The traditional model for supporting refugees in camps is a good example of an outdated approach. People need food and basic provisions when they arrive in a settlement, but as a long-term approach, it encourages dependency rather than supporting refugees to become self-reliant.

Working together in refugee settlements in Uganda and Ethiopia to help refugees set up small businesses, Mercy Corps and Village Enterprise demonstrate that a new type of effective and impactful model is possible.

Rehema Yusuf operating her retail business in the Rhino Camp refugee settlement in Uganda.
Rehema Yusuf operating her retail business in the Rhino Camp refugee settlement in Uganda. Image: Jjumba Martin for Village Enterprise

We’re bringing two evidence-led approaches together, combining poverty graduation — a proven approach for overcoming extreme poverty — with the development of market ecosystems in local communities. By connecting refugee enterprises to local markets, we expect their businesses to have an even greater chance of growth and success.

The programme is called DREAMS, and we’re testing this new approach with a high-quality, independent study measuring income and net wealth increases.

Innovation and self-reliance should be the thread that runs through interventions to support refugees, empowering people to rebuild their lives. We, therefore, must adapt our approaches to different situations and circumstances.

The DREAMS programme targets refugees and people living in extreme poverty, but it is not the only innovative initiative in this space. Talent Beyond Boundaries is working to change immigration systems so that skilled refugees can be treated in the same way as skilled migrants. Meanwhile, the Global Education Movement is supporting refugees in accessing higher education.

These approaches support refugees directly, but they also aim to boost economies and help refugee populations integrate into their new communities.

Urgent need for innovation

The number of refugees is growing every year, and there are no signs of this trend abating. The impact of climate change will displace many more people, the demands on aid budgets will grow and the calls on global governments to do more will get louder.

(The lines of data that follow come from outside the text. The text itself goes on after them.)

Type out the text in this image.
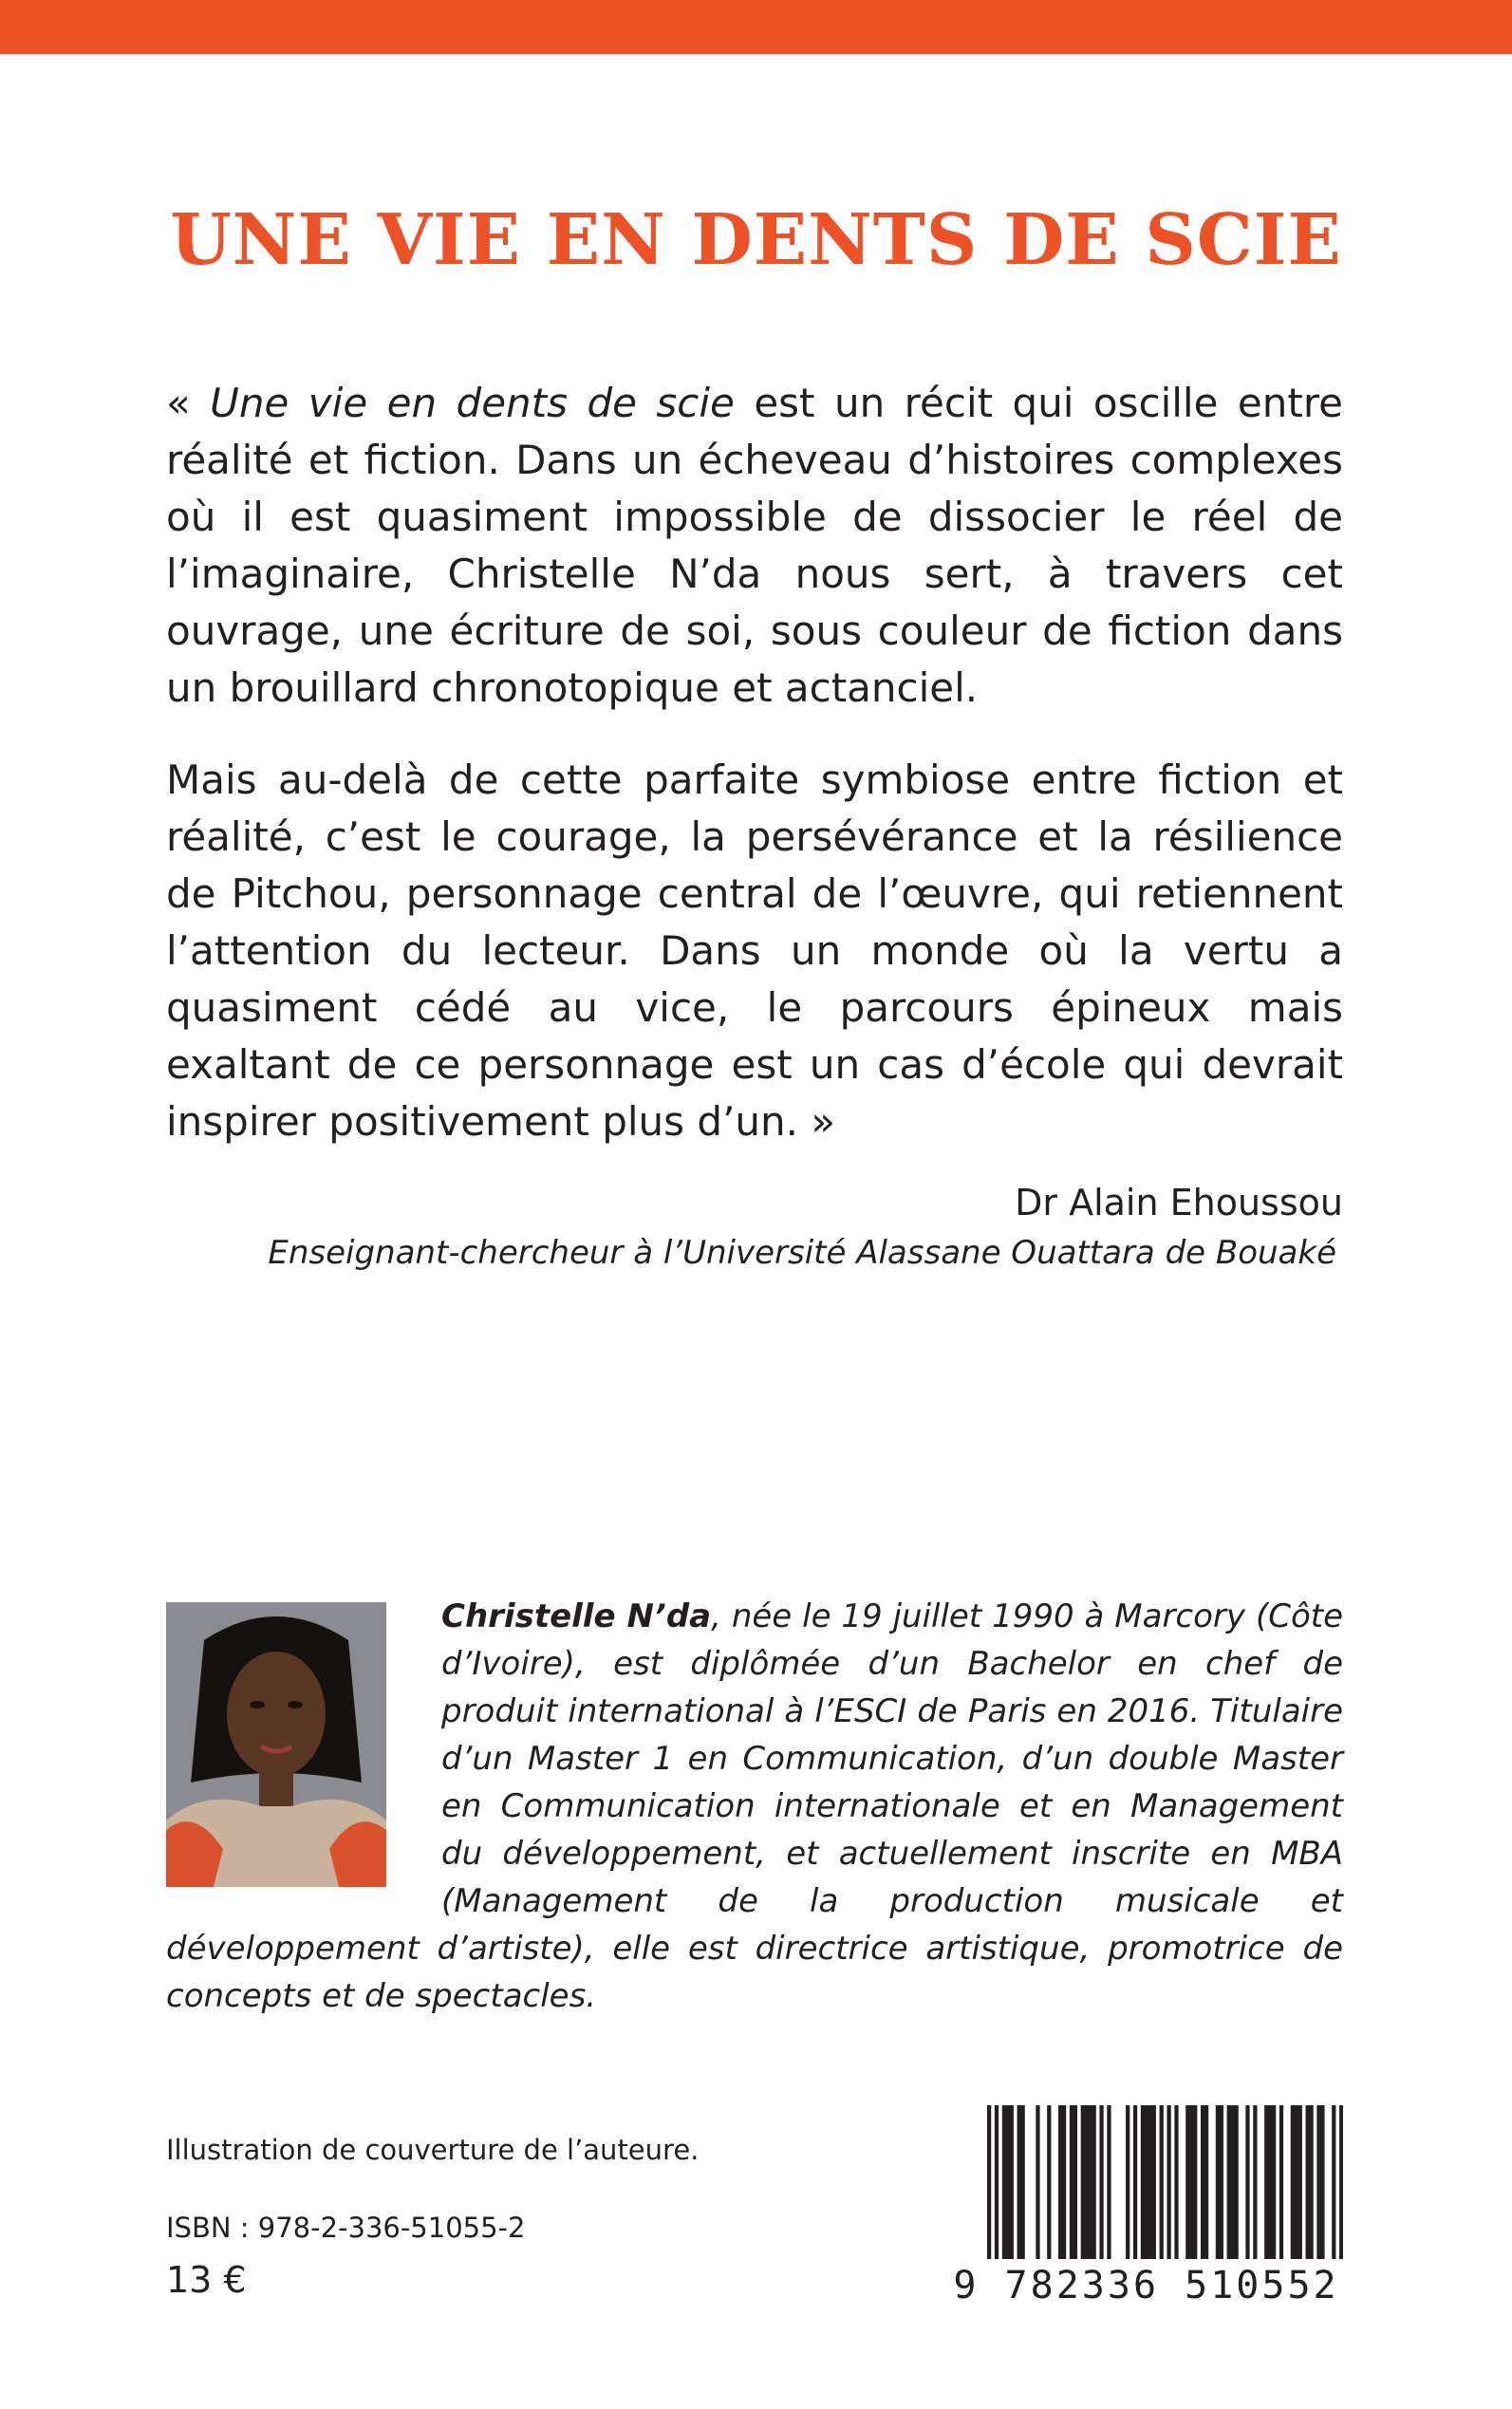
UNE VIE EN DENTS DE SCIE

« Une vie en dents de scie est un récit qui oscille entre réalité et fiction. Dans un écheveau d’histoires complexes où il est quasiment impossible de dissocier le réel de l’imaginaire, Christelle N’da nous sert, à travers cet ouvrage, une écriture de soi, sous couleur de fiction dans un brouillard chronotopique et actanciel.

Mais au-delà de cette parfaite symbiose entre fiction et réalité, c’est le courage, la persévérance et la résilience de Pitchou, personnage central de l’œuvre, qui retiennent l’attention du lecteur. Dans un monde où la vertu a quasiment cédé au vice, le parcours épineux mais exaltant de ce personnage est un cas d’école qui devrait inspirer positivement plus d’un. »

Dr Alain Ehoussou
Enseignant-chercheur à l’Université Alassane Ouattara de Bouaké

Christelle N’da, née le 19 juillet 1990 à Marcory (Côte d’Ivoire), est diplômée d’un Bachelor en chef de produit international à l’ESCI de Paris en 2016. Titulaire d’un Master 1 en Communication, d’un double Master en Communication internationale et en Management du développement, et actuellement inscrite en MBA (Management de la production musicale et développement d’artiste), elle est directrice artistique, promotrice de concepts et de spectacles.

Illustration de couverture de l’auteure.
ISBN : 978-2-336-51055-2
13 €	9 782336 510552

In our conversations with refugees in Uganda, it was clear they desperately wanted to support themselves and their families. Traditional aid alone isn’t solving the problem. We must take their lead and offer support in their journeys, providing the skills and tools to help set refugee families on a pathway to self-reliance.

As a sector, we must continually innovate, measure success, and adapt to the needs and aspirations of those we work with. We need to know if our interventions are working and be willing to change course if they aren't.

The refugee crisis is one of the biggest challenges facing our society. The answer isn't handouts, it's self-reliance and dignity.